We have proposed a surface-normal coherent receiver using a wire-grid-integrated photodetector array. We fabricated an InP-based photodetector array with gold wire-grid polarizers and successfully demodulated high-speed IQ signals such as 64GBd QPSK and 50GBd 16QAM signals. Since the signal is surface-normally incident to the device in our proposed configuration, our receiver has large scalability and can detect highly parallelized coherent signals. 

Related Publication
[1]  G. Soma, W. Yanwachirakul, T. Miyazaki, E. Kato, B. Onodera, R. Tanomura, T. Fukui, S. Ishimura, M. Sugiyama, Y. Nakano, and T. Tanemura, “Ultra-broadband surface-normal coherent optical receiver with nanometallic polarizers,” ACS Photonics 9(8), 2842-2849 (2022). DOI: 10.1021/acsphotonics.2c00759.
[2] G. Soma, W. Yanwachirakul, T. Miyazaki, E. Kato, B. Onodera, R. Tanomura, T. Fukui, S. Ishimura, M. Sugiyama, Y. Nakano, and T. Tanemura, “Compact Surface-Normal Coherent Receiver with Wire-Grid Polarizers,” Conference on Lasers and Electro-Optics (CLEO) 2023, SM4I.3.
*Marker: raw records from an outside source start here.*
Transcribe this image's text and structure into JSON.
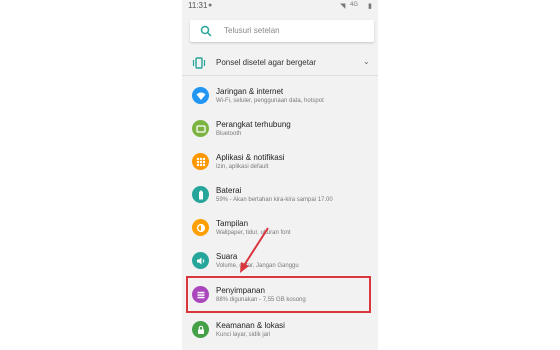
{
  "status_bar": {
    "time": "11:31",
    "network": "4G"
  },
  "search": {
    "placeholder": "Telusuri setelan"
  },
  "banner": {
    "text": "Ponsel disetel agar bergetar",
    "expand_icon": "chevron-down-icon"
  },
  "settings": [
    {
      "title": "Jaringan & internet",
      "subtitle": "Wi-Fi, seluler, penggunaan data, hotspot",
      "icon": "wifi-icon",
      "color": "#2196f3"
    },
    {
      "title": "Perangkat terhubung",
      "subtitle": "Bluetooth",
      "icon": "devices-icon",
      "color": "#7cb342"
    },
    {
      "title": "Aplikasi & notifikasi",
      "subtitle": "Izin, aplikasi default",
      "icon": "apps-icon",
      "color": "#ff9800"
    },
    {
      "title": "Baterai",
      "subtitle": "59% - Akan bertahan kira-kira sampai 17.00",
      "icon": "battery-icon",
      "color": "#26a69a"
    },
    {
      "title": "Tampilan",
      "subtitle": "Wallpaper, tidur, ukuran font",
      "icon": "display-icon",
      "color": "#ffa000"
    },
    {
      "title": "Suara",
      "subtitle": "Volume, getar, Jangan Ganggu",
      "icon": "sound-icon",
      "color": "#26a69a"
    },
    {
      "title": "Penyimpanan",
      "subtitle": "88% digunakan - 7,55 GB kosong",
      "icon": "storage-icon",
      "color": "#ab47bc"
    },
    {
      "title": "Keamanan & lokasi",
      "subtitle": "Kunci layar, sidik jari",
      "icon": "lock-icon",
      "color": "#43a047"
    }
  ],
  "annotation": {
    "highlight_color": "#d9363e"
  }
}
We have proposed a new dual-polarization coherent receiver. It does not require a polarization-splitter-rotator, which is difficult to integrate on InP and thick-Si platforms, and enables the monolithic integration of all necessary optical components. As a proof of concept,  we fabricated the passive device on an InP substrate and successfully demodulated dual-polarization QPSK signals.

Related Publication
[1]  G. Soma, S. Ishimura,  R. Tanomura, T. Fukui, M. Ito, Y. Nakano, and T. Tanemura, "Integrated Dual-Polarization Coherent Receiver without Polarization Splitter-Rotator, " Opt. Express 29(2), 1711-1721 (2021). DOI: 10.1364/OE.413310.
[2] G. Soma, S. Ishimura, R. Tanomura, T. Fukui, M. Ito, Y. Nakano, and T. Tanemura, “Polarization-Splitter-Rotator-Free Dual-Polarization Coherent Receiver with a Single Optical Hybrid,” Conference on Lasers and Electro-Optics (CLEO) 2021, STu2B.4.